17番目

《客注という落とし穴》

 客注というものは、 店にその本があれば発生しない。 店にないから客注なのだ。

 客注の事務処理は結構面倒臭い。 出版社の名前もあやふやで、 さらに書名さえもあやふや、 パソコンであれこれ調べ、 あげくのはてには2〜3週間お待ち下さいというと、 そんなにかかるのかと、 けげんな顔をされる。 ほんとうはもう少し早く入りそうなのだけど、 万が一遅くなってお客に叱られるよりは、 少し長めに言っといたほうが無難。 1500円のために住所の確認やらなにやらで20分もかかっていしまい、 これじゃサービス倒れだとブツブツ。
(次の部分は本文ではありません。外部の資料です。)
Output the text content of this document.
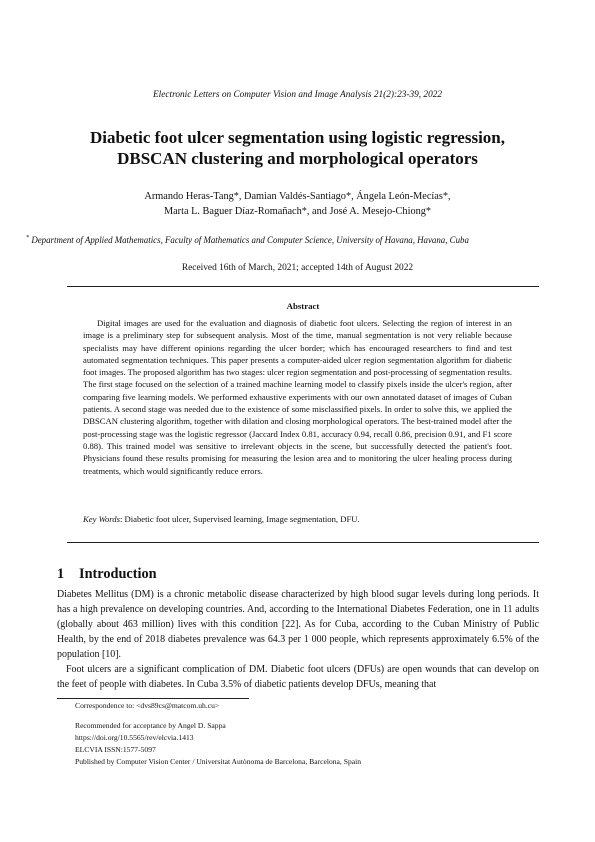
Electronic Letters on Computer Vision and Image Analysis 21(2):23-39, 2022
Diabetic foot ulcer segmentation using logistic regression,
DBSCAN clustering and morphological operators
Armando Heras-Tang*, Damian Valdés-Santiago*, Ángela León-Mecías*,
Marta L. Baguer Díaz-Romañach*, and José A. Mesejo-Chiong*
* Department of Applied Mathematics, Faculty of Mathematics and Computer Science, University of Havana, Havana, Cuba
Received 16th of March, 2021; accepted 14th of August 2022
Abstract
Digital images are used for the evaluation and diagnosis of diabetic foot ulcers. Selecting the region of interest in an image is a preliminary step for subsequent analysis. Most of the time, manual segmentation is not very reliable because specialists may have different opinions regarding the ulcer border; which has encouraged researchers to find and test automated segmentation techniques. This paper presents a computer-aided ulcer region segmentation algorithm for diabetic foot images. The proposed algorithm has two stages: ulcer region segmentation and post-processing of segmentation results. The first stage focused on the selection of a trained machine learning model to classify pixels inside the ulcer's region, after comparing five learning models. We performed exhaustive experiments with our own annotated dataset of images of Cuban patients. A second stage was needed due to the existence of some misclassified pixels. In order to solve this, we applied the DBSCAN clustering algorithm, together with dilation and closing morphological operators. The best-trained model after the post-processing stage was the logistic regressor (Jaccard Index 0.81, accuracy 0.94, recall 0.86, precision 0.91, and F1 score 0.88). This trained model was sensitive to irrelevant objects in the scene, but successfully detected the patient's foot. Physicians found these results promising for measuring the lesion area and to monitoring the ulcer healing process during treatments, which would significantly reduce errors.
Key Words: Diabetic foot ulcer, Supervised learning, Image segmentation, DFU.
1 Introduction

Diabetes Mellitus (DM) is a chronic metabolic disease characterized by high blood sugar levels during long periods. It has a high prevalence on developing countries. And, according to the International Diabetes Federation, one in 11 adults (globally about 463 million) lives with this condition [22]. As for Cuba, according to the Cuban Ministry of Public Health, by the end of 2018 diabetes prevalence was 64.3 per 1 000 people, which represents approximately 6.5% of the population [10].

Foot ulcers are a significant complication of DM. Diabetic foot ulcers (DFUs) are open wounds that can develop on the feet of people with diabetes. In Cuba 3.5% of diabetic patients develop DFUs, meaning that

Correspondence to: <dvs89cs@matcom.uh.cu>
Recommended for acceptance by Angel D. Sappa
https://doi.org/10.5565/rev/elcvia.1413
ELCVIA ISSN:1577-5097
Published by Computer Vision Center / Universitat Autònoma de Barcelona, Barcelona, Spain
 まぁまぁそう言いなさんな。 数ある書店のなかから貴店を選んで、 本当はすぐに欲しいのだけど、 しょうがないから2〜3週間待つ覚悟で注文してくれたのだから。 確かに客注は割りの合わないものである。 いっそ止めたほうが、 ということで、 客注を受けない書店もあるそうだ。 しかしそこまでして読者が注文する本である。 そこにかなり重要な購入の動機なり理由があるはずである。 これをチェックしない手はない。 販売のキーワードが見付かるかもしれない。 客注というのは、 見掛けの繁雑さの中に「売り」の秘密が隠されているものなのだ。 これを無視すると、 とんだ落とし穴にはまるかもしれない。